ネット上でも、安倍首相はウソをついているという意見が多くある。

 実際はどうだったのか。

 例えば、2018年7月14日付琉球新報の記事「県、サンゴ採捕許可 防衛局申請 食害対策条件付き 反対市民が5時間抗議」には、沖縄県水産課が、「埋め立て予定海域にある絶滅危惧種のオキナワハマサンゴ9群体を別の場所に移植するため沖縄防衛局が申請していた特別採捕を許可した」と書かれている。

 実際に、移植されたことも確認できる(「国、サンゴ移植完了/辺野古埋め立て加速」、8月7日付沖縄タイムス記事)。

 このことは、玉城デニー氏が沖縄県知事に当選する前の話だが、翁長前知事時代のことなので、玉城氏も当然、知っているはずだ。

 一方で、9月4日付琉球新報の記事には「サンゴ採捕 沖縄県が不許可 辺野古埋め立て撤回根拠に 防衛局申請の全4万群体」ともある。

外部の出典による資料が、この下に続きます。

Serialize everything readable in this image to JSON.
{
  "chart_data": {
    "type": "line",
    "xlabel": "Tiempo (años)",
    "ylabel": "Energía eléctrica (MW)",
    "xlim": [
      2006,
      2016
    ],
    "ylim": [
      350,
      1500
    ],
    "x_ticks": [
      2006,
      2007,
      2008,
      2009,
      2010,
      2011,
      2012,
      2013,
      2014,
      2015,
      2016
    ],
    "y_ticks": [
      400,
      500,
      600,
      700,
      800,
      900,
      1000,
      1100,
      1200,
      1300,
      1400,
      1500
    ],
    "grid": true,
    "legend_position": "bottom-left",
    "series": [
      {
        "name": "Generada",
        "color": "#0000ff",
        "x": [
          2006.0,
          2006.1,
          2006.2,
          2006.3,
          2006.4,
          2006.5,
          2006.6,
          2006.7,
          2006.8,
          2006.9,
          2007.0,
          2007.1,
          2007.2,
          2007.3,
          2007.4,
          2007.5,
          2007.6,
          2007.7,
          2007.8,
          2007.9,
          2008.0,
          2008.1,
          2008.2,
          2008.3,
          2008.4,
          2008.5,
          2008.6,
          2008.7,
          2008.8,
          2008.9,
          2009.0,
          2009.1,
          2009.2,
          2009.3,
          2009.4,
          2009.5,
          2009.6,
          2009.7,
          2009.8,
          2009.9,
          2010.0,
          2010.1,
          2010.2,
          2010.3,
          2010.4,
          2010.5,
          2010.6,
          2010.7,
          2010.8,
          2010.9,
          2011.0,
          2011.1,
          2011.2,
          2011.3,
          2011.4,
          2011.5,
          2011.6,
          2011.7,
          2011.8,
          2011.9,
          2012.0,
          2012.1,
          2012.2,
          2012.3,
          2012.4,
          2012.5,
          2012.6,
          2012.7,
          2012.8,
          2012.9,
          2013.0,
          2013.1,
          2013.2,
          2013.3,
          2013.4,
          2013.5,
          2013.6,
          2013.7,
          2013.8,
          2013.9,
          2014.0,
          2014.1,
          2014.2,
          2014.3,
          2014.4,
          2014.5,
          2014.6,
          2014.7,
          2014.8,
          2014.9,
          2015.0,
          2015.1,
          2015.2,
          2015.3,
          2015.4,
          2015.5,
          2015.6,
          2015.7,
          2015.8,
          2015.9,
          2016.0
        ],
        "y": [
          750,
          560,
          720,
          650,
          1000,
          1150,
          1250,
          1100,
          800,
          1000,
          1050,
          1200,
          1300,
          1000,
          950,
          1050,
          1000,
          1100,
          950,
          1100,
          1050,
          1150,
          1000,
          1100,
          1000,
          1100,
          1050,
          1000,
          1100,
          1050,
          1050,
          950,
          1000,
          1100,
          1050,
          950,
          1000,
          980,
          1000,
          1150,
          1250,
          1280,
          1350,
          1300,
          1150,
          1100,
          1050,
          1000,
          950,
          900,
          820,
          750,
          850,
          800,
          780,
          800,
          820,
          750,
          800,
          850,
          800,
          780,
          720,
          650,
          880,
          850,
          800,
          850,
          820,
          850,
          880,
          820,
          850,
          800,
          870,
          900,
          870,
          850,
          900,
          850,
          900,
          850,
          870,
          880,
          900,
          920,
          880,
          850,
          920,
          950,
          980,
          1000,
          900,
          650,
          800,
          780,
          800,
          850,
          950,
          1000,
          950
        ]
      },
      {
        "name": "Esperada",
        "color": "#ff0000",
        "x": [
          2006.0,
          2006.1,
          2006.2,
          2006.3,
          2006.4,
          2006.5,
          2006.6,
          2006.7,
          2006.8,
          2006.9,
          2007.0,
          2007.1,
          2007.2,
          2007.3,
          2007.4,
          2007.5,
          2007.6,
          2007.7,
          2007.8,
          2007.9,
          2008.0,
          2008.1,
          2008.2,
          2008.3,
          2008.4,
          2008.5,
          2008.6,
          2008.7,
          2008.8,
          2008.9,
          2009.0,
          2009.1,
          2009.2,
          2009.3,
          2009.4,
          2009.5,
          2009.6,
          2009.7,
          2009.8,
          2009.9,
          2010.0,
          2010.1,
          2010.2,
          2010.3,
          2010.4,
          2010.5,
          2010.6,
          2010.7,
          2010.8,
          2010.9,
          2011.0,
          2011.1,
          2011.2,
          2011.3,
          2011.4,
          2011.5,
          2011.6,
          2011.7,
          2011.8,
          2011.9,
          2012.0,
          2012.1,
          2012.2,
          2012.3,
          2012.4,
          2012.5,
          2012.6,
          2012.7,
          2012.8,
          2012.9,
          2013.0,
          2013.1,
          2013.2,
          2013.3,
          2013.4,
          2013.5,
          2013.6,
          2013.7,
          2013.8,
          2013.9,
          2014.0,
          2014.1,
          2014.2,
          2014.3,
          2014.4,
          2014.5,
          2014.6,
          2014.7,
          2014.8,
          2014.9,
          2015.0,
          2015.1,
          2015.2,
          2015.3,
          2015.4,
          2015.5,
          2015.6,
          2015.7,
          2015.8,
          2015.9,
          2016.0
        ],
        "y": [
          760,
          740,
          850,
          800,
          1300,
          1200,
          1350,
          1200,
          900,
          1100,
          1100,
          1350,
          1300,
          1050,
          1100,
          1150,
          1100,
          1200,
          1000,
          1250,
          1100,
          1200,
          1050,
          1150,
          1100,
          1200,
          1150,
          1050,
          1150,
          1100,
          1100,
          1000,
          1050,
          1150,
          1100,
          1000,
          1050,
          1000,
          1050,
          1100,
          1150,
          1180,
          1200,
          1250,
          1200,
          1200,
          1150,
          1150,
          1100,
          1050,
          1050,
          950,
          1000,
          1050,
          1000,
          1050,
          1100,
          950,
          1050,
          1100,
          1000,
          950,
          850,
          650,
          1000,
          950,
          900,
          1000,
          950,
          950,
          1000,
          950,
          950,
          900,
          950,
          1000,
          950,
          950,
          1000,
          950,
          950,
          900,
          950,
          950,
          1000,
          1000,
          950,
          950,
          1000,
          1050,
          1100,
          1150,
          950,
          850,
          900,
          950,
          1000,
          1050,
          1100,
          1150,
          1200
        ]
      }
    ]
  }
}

 これらから考えれば、一部のサンゴは移植されたが、まだ移植されていないものもあるというのが実態だろう。この意味では、安倍首相の発言が全くのウソと断定することはできない。

 筆者が考えるのと同様の見方を書いた記事は、J-CASTニュースの「『辺野古のサンゴ』は本当に移植されたのか 安倍首相発言の真偽、地元に聞いた」がある。

 だが一方で、2019年1月8日付の琉球新報の記事は「辺野古埋め立て 首相が『あそこのサンゴは移植』」と発言したが…実際は土砂投入海域の移植はゼロ」と書いている。

 筆者の知る限りでは、日曜討論での「サンゴ移植」の首相発言は、実際の土砂投入海域と埋立予定地域を峻別し、場所を限定した議論ではなかった。琉球新報の記事は、揚げ足取りに近いものだと筆者には思える。

基地移設と環境保護は
直接の関係はない

 サンゴの問題は、いわゆる環境保護に取り組む人たちを、そのまま辺野古移設反対派にしてしまっているようだ。

 ホワイトハウスの前でも、環境保護派も加わった辺野古反対運動があると、マスコミは伝えている。

 クイーンのギタリスト、ブライアン・メイさんもこの運動に賛意を示しているようだ。ツイッターなどで「米軍基地拡張により脅かされている美しいサンゴ礁とかけがえのない生態系を守るために署名を」などと訴えているという。